Sepanjang Januari hingga November 2025, berdasarkan data Badan Pusat Statistik (BPS), nilai ekspor hasil tambang Kaltim mencapai Rp207,22 triliun, menjadikannya kontributor terbesar dalam struktur ekspor daerah.
Angka tersebut setara dengan US$13,20 miliar dan menyumbang 70,23 persen dari total ekspor Kaltim selama periode tersebut.
Meski mendominasi, kinerja ekspor tambang justru menunjukkan tren pelemahan dibandingkan tahun sebelumnya.
Ekspor Tambang November 2025 Tembus Rp20,28 Triliun
Pada November 2025, nilai ekspor hasil tambang Kaltim tercatat sekitar Rp20,28 triliun.
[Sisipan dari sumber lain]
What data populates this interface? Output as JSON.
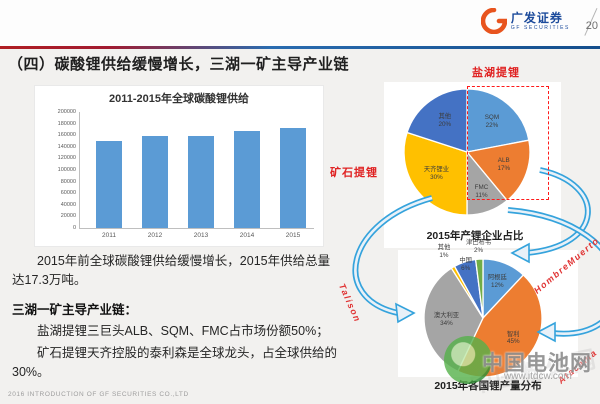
{
  "header": {
    "brand_cn": "广发证券",
    "brand_en": "GF SECURITIES",
    "page_number": "20"
  },
  "title": "（四）碳酸锂供给缓慢增长，三湖一矿主导产业链",
  "body_text": {
    "para1": "2015年前全球碳酸锂供给缓慢增长，2015年供给总量达17.3万吨。",
    "heading": "三湖一矿主导产业链：",
    "para2": "盐湖提锂三巨头ALB、SQM、FMC占市场份额50%；",
    "para3": "矿石提锂天齐控股的泰利森是全球龙头，占全球供给的30%。"
  },
  "annotations": {
    "salt_lake_label": "盐湖提锂",
    "ore_label": "矿石提锂",
    "talison": "Talison",
    "hombre_muerto": "HombreMuerto",
    "atacama": "Atacama"
  },
  "watermark": {
    "site_name": "中国电池网",
    "site_url": "www.itdcw.com",
    "faint_text": "中国粉体网"
  },
  "footer": "2016 INTRODUCTION OF GF SECURITIES CO.,LTD",
  "colors": {
    "accent_red": "#e02222",
    "brand_blue": "#1b4a9b",
    "logo_orange": "#e8541e"
  },
  "chart_data": [
    {
      "type": "bar",
      "title": "2011-2015年全球碳酸锂供给",
      "categories": [
        "2011",
        "2012",
        "2013",
        "2014",
        "2015"
      ],
      "values": [
        150000,
        158000,
        158000,
        168000,
        173000
      ],
      "ylim": [
        0,
        200000
      ],
      "ytick_step": 20000,
      "bar_color": "#5b9bd5",
      "grid": false,
      "legend": false
    },
    {
      "type": "pie",
      "title": "2015年产锂企业占比",
      "slices": [
        {
          "label": "SQM",
          "value": 22,
          "color": "#5b9bd5",
          "label_r": 0.62
        },
        {
          "label": "ALB",
          "value": 17,
          "color": "#ed7d31",
          "label_r": 0.62
        },
        {
          "label": "FMC",
          "value": 11,
          "color": "#a5a5a5",
          "label_r": 0.68
        },
        {
          "label": "天齐锂业",
          "value": 30,
          "color": "#ffc000",
          "label_r": 0.6
        },
        {
          "label": "其他",
          "value": 20,
          "color": "#4472c4",
          "label_r": 0.6
        }
      ]
    },
    {
      "type": "pie",
      "title": "2015年各国锂产量分布",
      "slices": [
        {
          "label": "阿根廷",
          "value": 12,
          "color": "#5b9bd5",
          "label_r": 0.66
        },
        {
          "label": "智利",
          "value": 45,
          "color": "#ed7d31",
          "label_r": 0.62
        },
        {
          "label": "澳大利亚",
          "value": 34,
          "color": "#a5a5a5",
          "label_r": 0.62
        },
        {
          "label": "其他",
          "value": 1,
          "color": "#ffc000",
          "label_r": 1.3
        },
        {
          "label": "中国",
          "value": 6,
          "color": "#4472c4",
          "label_r": 0.95
        },
        {
          "label": "津巴布韦",
          "value": 2,
          "color": "#70ad47",
          "label_r": 1.2
        }
      ]
    }
  ]
}
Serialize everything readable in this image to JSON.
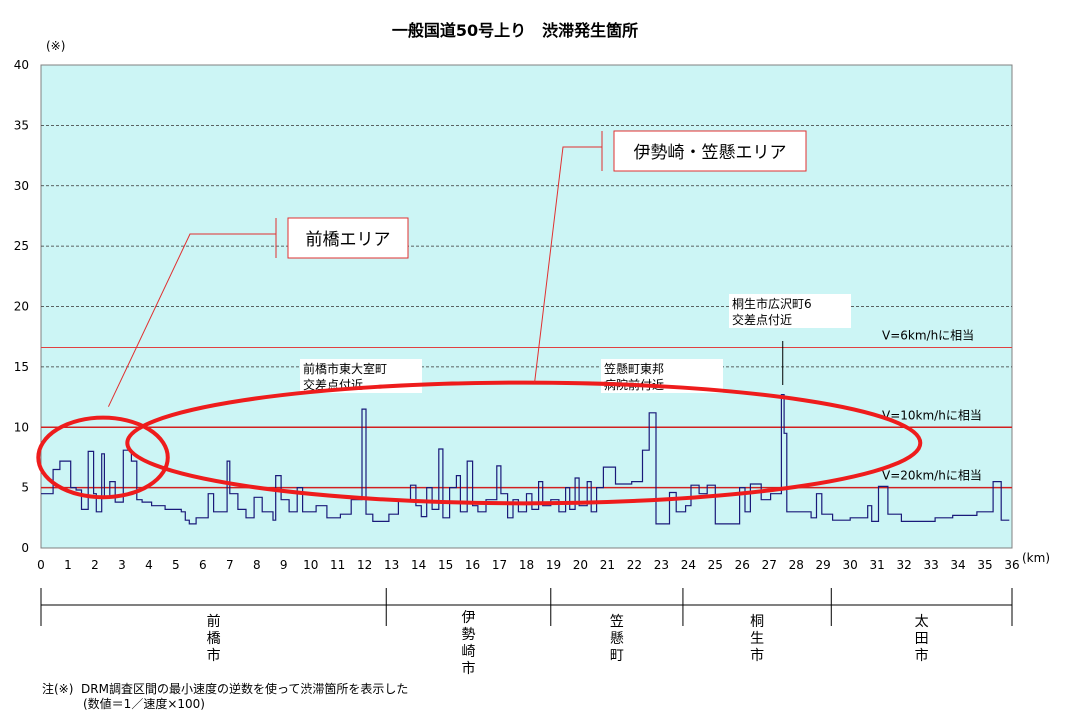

Nilai ini mengalami kenaikan 2,03 persen secara bulanan (month-to-month) dibanding Oktober 2025, yang mengindikasikan adanya perbaikan kinerja dalam jangka pendek.
Namun, jika dilihat secara tahunan, ekspor tambang turun 17,52 persen dibanding November 2024 (year-on-year).
Penurunan ini menegaskan bahwa kenaikan bulanan belum cukup kuat untuk membalik tren pelemahan yang terjadi sepanjang 2025.
Secara Tahunan, Kinerja Tambang Masih Tertekan
Secara kumulatif, ekspor hasil tambang Kaltim turun 19,38 persen (year-to-date) dibandingkan periode Januari–November 2024.
Pelemahan ini mencerminkan tekanan dari berbagai faktor, mulai dari fluktuasi harga komoditas global, perlambatan permintaan dari negara mitra dagang, hingga dampak transisi energi yang mulai menekan konsumsi komoditas fosil.